Algorithms rethought – zum fiktionalen Potenzial von Software

Erschienen in: Idee Inhalt Form, Beiträge zur Gestaltung der Gegenwart

Hg. von Prof. Dr. Winfried Speitkamp und Claudia Weinreich im Auftrag der Bauhaus-Universität Weimar, Weimar 2019

Anlässlich des Jubiläums »100 Jahre Bauhaus« ist das Buch »Idee Inhalt Form. Beiträge zur Gestaltung der Gegenwart« entstanden. In 40 Beiträgen stellen Lehrende, Mitarbeiterinnen und Mitarbeiter, Promovierende, Studierende und Alumni der Bauhaus-Universität Weimar ihre Themen aus Kunst und Forschung vor und vermitteln so ein anschauliches und zeitgemäßes Bild der Bauhaus-Universität Weimar.

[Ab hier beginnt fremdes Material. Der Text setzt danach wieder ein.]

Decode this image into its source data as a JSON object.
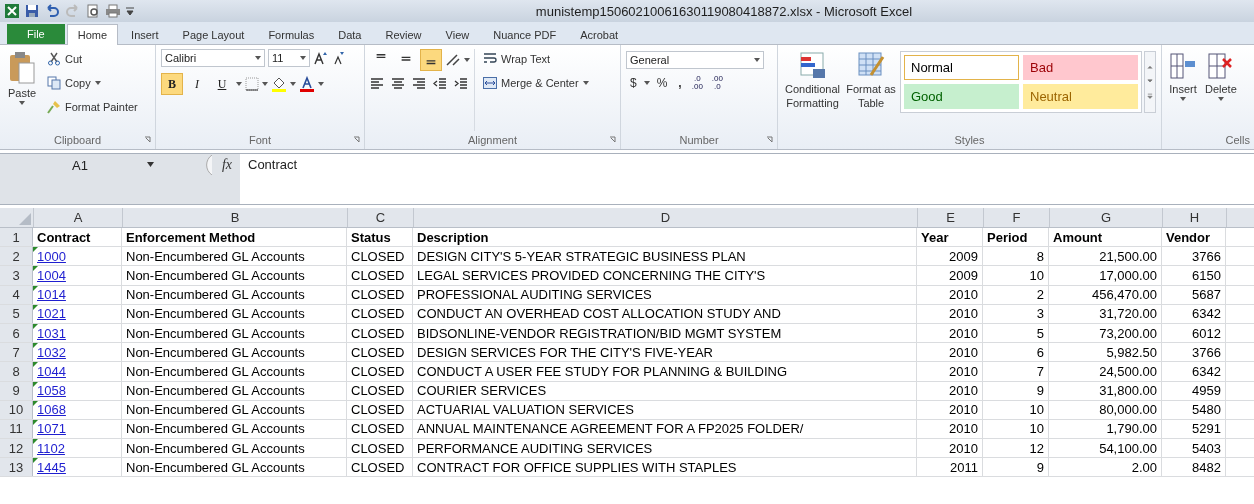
{
  "window": {
    "title": "munistemp15060210061630119080418872.xlsx  -  Microsoft Excel"
  },
  "file_tab": {
    "label": "File"
  },
  "tabs": [
    {
      "label": "Home",
      "selected": true
    },
    {
      "label": "Insert",
      "selected": false
    },
    {
      "label": "Page Layout",
      "selected": false
    },
    {
      "label": "Formulas",
      "selected": false
    },
    {
      "label": "Data",
      "selected": false
    },
    {
      "label": "Review",
      "selected": false
    },
    {
      "label": "View",
      "selected": false
    },
    {
      "label": "Nuance PDF",
      "selected": false
    },
    {
      "label": "Acrobat",
      "selected": false
    }
  ],
  "ribbon": {
    "clipboard": {
      "label": "Clipboard",
      "paste": "Paste",
      "cut": "Cut",
      "copy": "Copy",
      "format_painter": "Format Painter"
    },
    "font": {
      "label": "Font",
      "font_name": "Calibri",
      "font_size": "11",
      "toggles": [
        {
          "kind": "bold",
          "label": "B",
          "on": true
        },
        {
          "kind": "italic",
          "label": "I",
          "on": false
        },
        {
          "kind": "underline",
          "label": "U",
          "on": false
        }
      ]
    },
    "alignment": {
      "label": "Alignment",
      "vertical": [
        {
          "kind": "top",
          "on": false
        },
        {
          "kind": "middle",
          "on": false
        },
        {
          "kind": "bottom",
          "on": true
        }
      ],
      "wrap_text": "Wrap Text",
      "merge_center": "Merge & Center"
    },
    "number": {
      "label": "Number",
      "format": "General",
      "currency": "$",
      "percent": "%",
      "comma": ",",
      "increase_decimal": [
        ".0",
        ".00"
      ],
      "decrease_decimal": [
        ".00",
        ".0"
      ]
    },
    "styles": {
      "label": "Styles",
      "conditional_formatting": [
        "Conditional",
        "Formatting"
      ],
      "format_as_table": [
        "Format as",
        "Table"
      ],
      "cell_styles": [
        {
          "label": "Normal",
          "kind": "normal",
          "color": "#ffffff",
          "selected": true
        },
        {
          "label": "Bad",
          "kind": "bad",
          "color": "#ffc7ce",
          "selected": false
        },
        {
          "label": "Good",
          "kind": "good",
          "color": "#c6efce",
          "selected": false
        },
        {
          "label": "Neutral",
          "kind": "neutral",
          "color": "#ffeb9c",
          "selected": false
        }
      ]
    },
    "cells": {
      "label": "Cells",
      "insert": "Insert",
      "delete": "Delete"
    }
  },
  "formula_bar": {
    "name_box": "A1",
    "function_symbol": "fx",
    "formula": "Contract"
  },
  "sheet": {
    "columns": [
      {
        "letter": "A",
        "kind": "link"
      },
      {
        "letter": "B",
        "kind": "text"
      },
      {
        "letter": "C",
        "kind": "text"
      },
      {
        "letter": "D",
        "kind": "text"
      },
      {
        "letter": "E",
        "kind": "number"
      },
      {
        "letter": "F",
        "kind": "number"
      },
      {
        "letter": "G",
        "kind": "number"
      },
      {
        "letter": "H",
        "kind": "number"
      }
    ],
    "header_row": {
      "number": "1",
      "cells": [
        "Contract",
        "Enforcement Method",
        "Status",
        "Description",
        "Year",
        "Period",
        "Amount",
        "Vendor"
      ]
    },
    "rows": [
      {
        "number": "2",
        "cells": [
          "1000",
          "Non-Encumbered GL Accounts",
          "CLOSED",
          "DESIGN CITY'S 5-YEAR STRATEGIC BUSINESS PLAN",
          "2009",
          "8",
          "21,500.00",
          "3766"
        ]
      },
      {
        "number": "3",
        "cells": [
          "1004",
          "Non-Encumbered GL Accounts",
          "CLOSED",
          "LEGAL SERVICES PROVIDED CONCERNING THE CITY'S",
          "2009",
          "10",
          "17,000.00",
          "6150"
        ]
      },
      {
        "number": "4",
        "cells": [
          "1014",
          "Non-Encumbered GL Accounts",
          "CLOSED",
          "PROFESSIONAL AUDITING SERVICES",
          "2010",
          "2",
          "456,470.00",
          "5687"
        ]
      },
      {
        "number": "5",
        "cells": [
          "1021",
          "Non-Encumbered GL Accounts",
          "CLOSED",
          "CONDUCT AN OVERHEAD COST ALLOCATION STUDY AND",
          "2010",
          "3",
          "31,720.00",
          "6342"
        ]
      },
      {
        "number": "6",
        "cells": [
          "1031",
          "Non-Encumbered GL Accounts",
          "CLOSED",
          "BIDSONLINE-VENDOR REGISTRATION/BID MGMT SYSTEM",
          "2010",
          "5",
          "73,200.00",
          "6012"
        ]
      },
      {
        "number": "7",
        "cells": [
          "1032",
          "Non-Encumbered GL Accounts",
          "CLOSED",
          "DESIGN SERVICES FOR THE CITY'S FIVE-YEAR",
          "2010",
          "6",
          "5,982.50",
          "3766"
        ]
      },
      {
        "number": "8",
        "cells": [
          "1044",
          "Non-Encumbered GL Accounts",
          "CLOSED",
          "CONDUCT A USER FEE STUDY FOR PLANNING & BUILDING",
          "2010",
          "7",
          "24,500.00",
          "6342"
        ]
      },
      {
        "number": "9",
        "cells": [
          "1058",
          "Non-Encumbered GL Accounts",
          "CLOSED",
          "COURIER SERVICES",
          "2010",
          "9",
          "31,800.00",
          "4959"
        ]
      },
      {
        "number": "10",
        "cells": [
          "1068",
          "Non-Encumbered GL Accounts",
          "CLOSED",
          "ACTUARIAL VALUATION SERVICES",
          "2010",
          "10",
          "80,000.00",
          "5480"
        ]
      },
      {
        "number": "11",
        "cells": [
          "1071",
          "Non-Encumbered GL Accounts",
          "CLOSED",
          "ANNUAL MAINTENANCE AGREEMENT FOR A FP2025 FOLDER/",
          "2010",
          "10",
          "1,790.00",
          "5291"
        ]
      },
      {
        "number": "12",
        "cells": [
          "1102",
          "Non-Encumbered GL Accounts",
          "CLOSED",
          "PERFORMANCE AUDITING SERVICES",
          "2010",
          "12",
          "54,100.00",
          "5403"
        ]
      },
      {
        "number": "13",
        "cells": [
          "1445",
          "Non-Encumbered GL Accounts",
          "CLOSED",
          "CONTRACT FOR OFFICE SUPPLIES WITH STAPLES",
          "2011",
          "9",
          "2.00",
          "8482"
        ]
      }
    ]
  }
}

Algorithms rethought – das fiktionale Potential von Algorithmen
Ursula Damm, Georg Trogemann

Algorithmen stellen heute in ungekanntem Ausmaß gestaltende Elemente unseres Leben dar als Konstruktionselemente unseres Alltags: Autonomes Fahren, automatisierte Kreditvergabe, algorithmischer Aktienhandel, predictive policing, Partnersuche: Eine automatisiert Handlungsmacht entsteht, deren gesellschaftlichen Auswirkungen heute erst in der Frühphase erkennbar sind. Neben der informatisch-technischen Entwicklung und ihrer spezifischen Probleme werden Algorithmen bisher vor allem unter den Gesichtspunkten ihrer Wirtschaftlichkeit, Sicherheit, Verantwortung, Gerechtigkeit, Ethik, des Schutzes der Individual- und Menschenrechte oder der Privatsphäre behandelt.
Im Folgenden wird dagegen das fiktionale Potential algorithmischer Prozesse untersucht: Algorithmen ist es eigen, Handlungsräume aufzuspannen. Sie schaffen extreme Verdichtungen von Möglichkeitsräumen, welche der Programmierer durch eine Programmstruktur kreiert und sich an der Oberfläche der Maschine als Bilder, Töne, Handlungen manifestieren. Solche algorithmischen Handlungsräume bestimmen nicht nur zunehmend unser Bild von der Wirklichkeit, sie erzeugen unsere Wirklichkeit, als Konkretisierungen im selbst erzeugten Möglichkeitsraum. Algorithmen werden hier auch als Kulturtechnik verstanden, deren ästhetische Schichten es freizulegen gilt. Als konkretes Anwendungsbeispiel betrachten wir das fiktionale Potential von Algorithmen in der Arbeit Membrane von Ursula Damm und Peter Serocka.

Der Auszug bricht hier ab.